Quantum computing 4

December 6, 2020

In this post, I talk about quantum computing for supervised learning. Marcello Benedetti and his colleagues wrote a very nice review last year, which I highly recommend.

The main ideas are similar to those described in my previous post about quantum computing for ODEs:

reformulate the problem as an optimization one;
use hybrid systems of quantum and classical computers to solve it.

Setup

The core idea in supervised learning goes like this. We consider data $\mathcal{X}\subseteq\mathbb{R}^d$, labels $\mathcal{Y}\subseteq\mathbb{R}$ and a classifier $f:\mathcal{X}\mapsto\mathcal{Y}$. We want to approximate $f$ by $\widehat{f}$ using $n$ labeled data $(\boldsymbol{x}_1,y_1),\ldots,(\boldsymbol{x}_n,y_n)\in\mathcal{X}\times\mathcal{Y}$. The approximate classifier $\widehat{f}$ is often parametrized by a vector of parameters $\boldsymbol{\theta}$, and the training process consists in minimizing some cost function $J(\boldsymbol{\theta})$.

They review two methods for quantum supervised machine learning, quantum kernel estimator (QKE) and variational quantum model (VQM). In both methods, the training set is mapped to feature space with a used-defined map $\phi$ during the pre-processing stage.

Method 1 (QKE)

First, the data $\phi(\boldsymbol{x}_i)$ is encoded in a quantum circuit by applying some operator $U_{\phi(\boldsymbol{x}_i)}$.

Second, a SWAP test is used to evaluate the kernel.
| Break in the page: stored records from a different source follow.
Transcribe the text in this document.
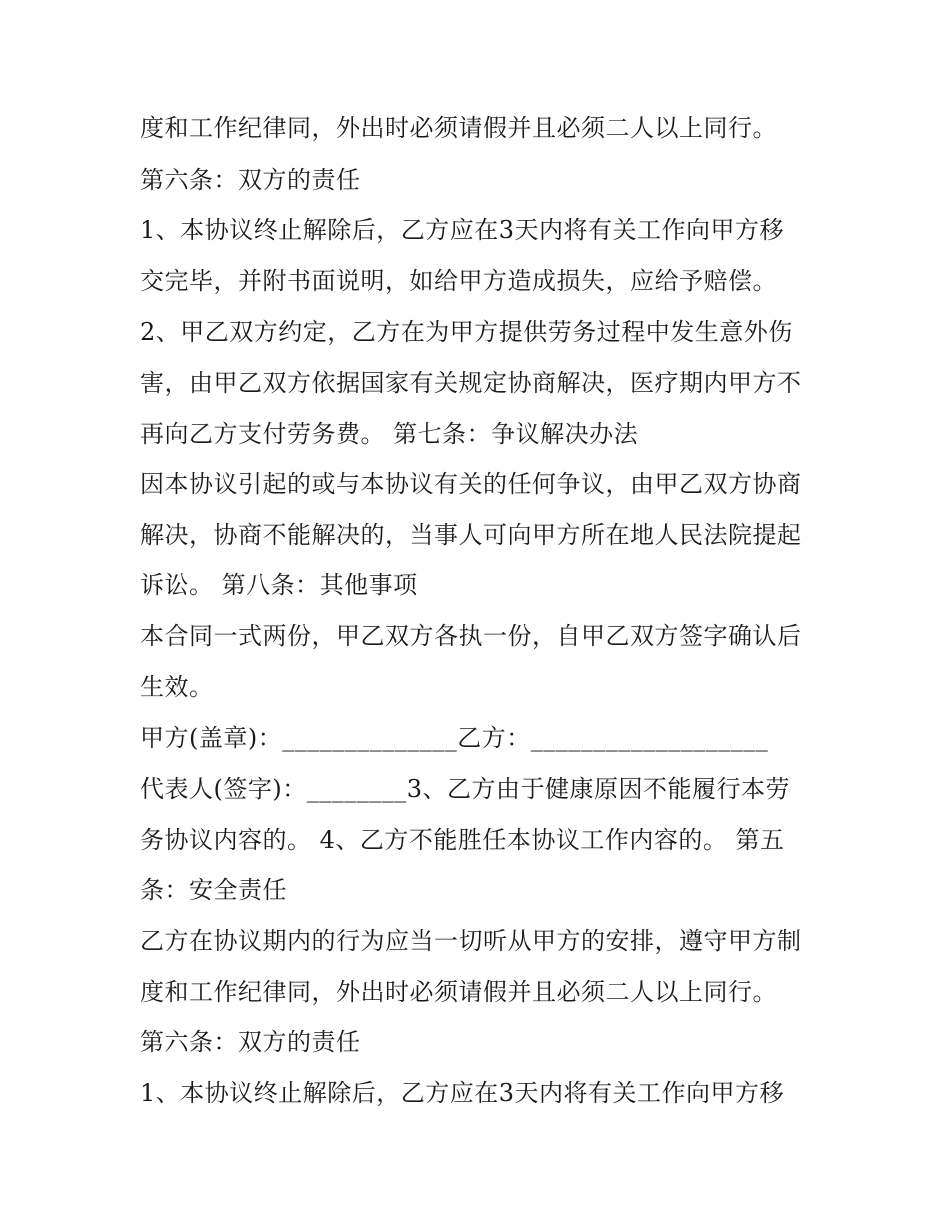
度和工作纪律同，外出时必须请假并且必须二人以上同行。
第六条：双方的责任
1、本协议终止解除后，乙方应在3天内将有关工作向甲方移
交完毕，并附书面说明，如给甲方造成损失，应给予赔偿。
2、甲乙双方约定，乙方在为甲方提供劳务过程中发生意外伤
害，由甲乙双方依据国家有关规定协商解决，医疗期内甲方不
再向乙方支付劳务费。 第七条：争议解决办法
因本协议引起的或与本协议有关的任何争议，由甲乙双方协商
解决，协商不能解决的，当事人可向甲方所在地人民法院提起
诉讼。 第八条：其他事项
本合同一式两份，甲乙双方各执一份，自甲乙双方签字确认后
生效。
甲方(盖章)：______________乙方：___________________
代表人(签字)：________3、乙方由于健康原因不能履行本劳
务协议内容的。 4、乙方不能胜任本协议工作内容的。 第五
条：安全责任
乙方在协议期内的行为应当一切听从甲方的安排，遵守甲方制
度和工作纪律同，外出时必须请假并且必须二人以上同行。
第六条：双方的责任
1、本协议终止解除后，乙方应在3天内将有关工作向甲方移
Third, the evaluation of $J(\boldsymbol{\theta})$ and the optimization over the parameters $\boldsymbol{\theta}$ are carried out on a classical computer. A typical example of such a $J(\boldsymbol{\theta})$ would be the following quantum support-vector machines cost function, $$ J(\boldsymbol{\theta}) = \frac{1}{2}\sum_{i=1}^n\sum_{j=1}^n\theta_i\theta_jy_iy_j\langle K(\boldsymbol{x}_j,\boldsymbol{x}_i)\rangle-\sum_{i=1}^n\theta_i. $$

Method 2 (VQM)

The first step is the same as in QKE.

Second, a variational circuit $U(\boldsymbol{\theta})$ implements the forecasting model. This yields state $\vert\psi_J(\boldsymbol{\theta})\rangle$ for which it is possible to measure a quantity $\langle M_J(\boldsymbol{\theta})\rangle$ that is directly related to the forecast.
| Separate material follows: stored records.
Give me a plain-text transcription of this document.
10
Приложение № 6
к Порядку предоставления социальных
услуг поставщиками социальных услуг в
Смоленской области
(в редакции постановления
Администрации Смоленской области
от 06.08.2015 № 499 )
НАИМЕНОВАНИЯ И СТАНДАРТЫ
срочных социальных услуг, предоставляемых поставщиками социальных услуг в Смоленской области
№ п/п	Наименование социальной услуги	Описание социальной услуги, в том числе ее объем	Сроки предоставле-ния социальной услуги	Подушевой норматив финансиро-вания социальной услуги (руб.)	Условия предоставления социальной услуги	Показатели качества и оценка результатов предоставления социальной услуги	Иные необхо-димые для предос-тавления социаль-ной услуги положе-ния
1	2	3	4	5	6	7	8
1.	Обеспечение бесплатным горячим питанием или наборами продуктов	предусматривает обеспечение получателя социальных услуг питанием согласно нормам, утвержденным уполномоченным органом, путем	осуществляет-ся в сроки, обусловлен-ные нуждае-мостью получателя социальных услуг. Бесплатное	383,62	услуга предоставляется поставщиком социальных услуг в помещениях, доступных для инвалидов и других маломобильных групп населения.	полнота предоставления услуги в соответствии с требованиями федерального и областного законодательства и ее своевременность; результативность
Third, the evaluation of both the forecast $\widehat{f}(\boldsymbol{x}_i;\langle M_J(\boldsymbol{\theta})\rangle)$ and $J(\boldsymbol{\theta})$, which measures the forecasting error, as well as the optimization over $\boldsymbol{\theta}$ are carried out on a classical computer. An example of a cost function $J(\boldsymbol{\theta})$ would be $$ J(\boldsymbol{\theta}) = \frac{1}{n}\sum_{i=1}^n\left(\widehat{f}(\boldsymbol{x}_i;\langle M_J(\boldsymbol{\theta})\rangle)-y_i\right)^2. $$

Encoder circuit

The encoder circuit $U_{\phi(\boldsymbol{x})}$ can be seen as an extra layer of feature-mapping, where the inner product defines a kernel $$ K(\boldsymbol{x}_i,\boldsymbol{x}_j)=\vert\langle\boldsymbol{0}\vert U^{*}_{\phi(\boldsymbol{x}_j)}U_{\phi(\boldsymbol{x}_i)}\vert\boldsymbol{0}\rangle\vert^2. $$ As I mentioned above, the SWAP test can then be used to estimate $\langle K(\boldsymbol{x}_i,\boldsymbol{x}_j)\rangle$.

Variational circuit

In practice, the gate structure is fixed; only the gate parameters vary. A simple example of gate parametrization is given by $$ U(\boldsymbol{\theta}) = \prod_{\ell=1}^L\exp\left(-\frac{i}{2}\theta_\ell P_\ell\right), $$ where $P_\ell\in\{I,Z,X,Y\}^{\otimes n}$ is a tensor of $n$ Pauli matrices.

It is crucial to efficiently encode the variational circuit. A fixed gate structure allows for the number of gate parameters to grow polynomially in $n$.

They emphasize on two key differences between variational circuits and neural networks. The first one is that quantum circuit operations are linear, as opposed to the nonlinear activation functions used in neural networks. The second one is that it is not possible to access the quantum state during the computation, which makes it hard to design a quantum analog of backpropagation.

Circuit learning

Circuit learning relies on standard optimization procedures, which are carried out on the classical computer. For simple gates such as the Pauli gates presented above, it is possible to derive a closed-form expression for the gradient with respect to $\boldsymbol{\theta}$.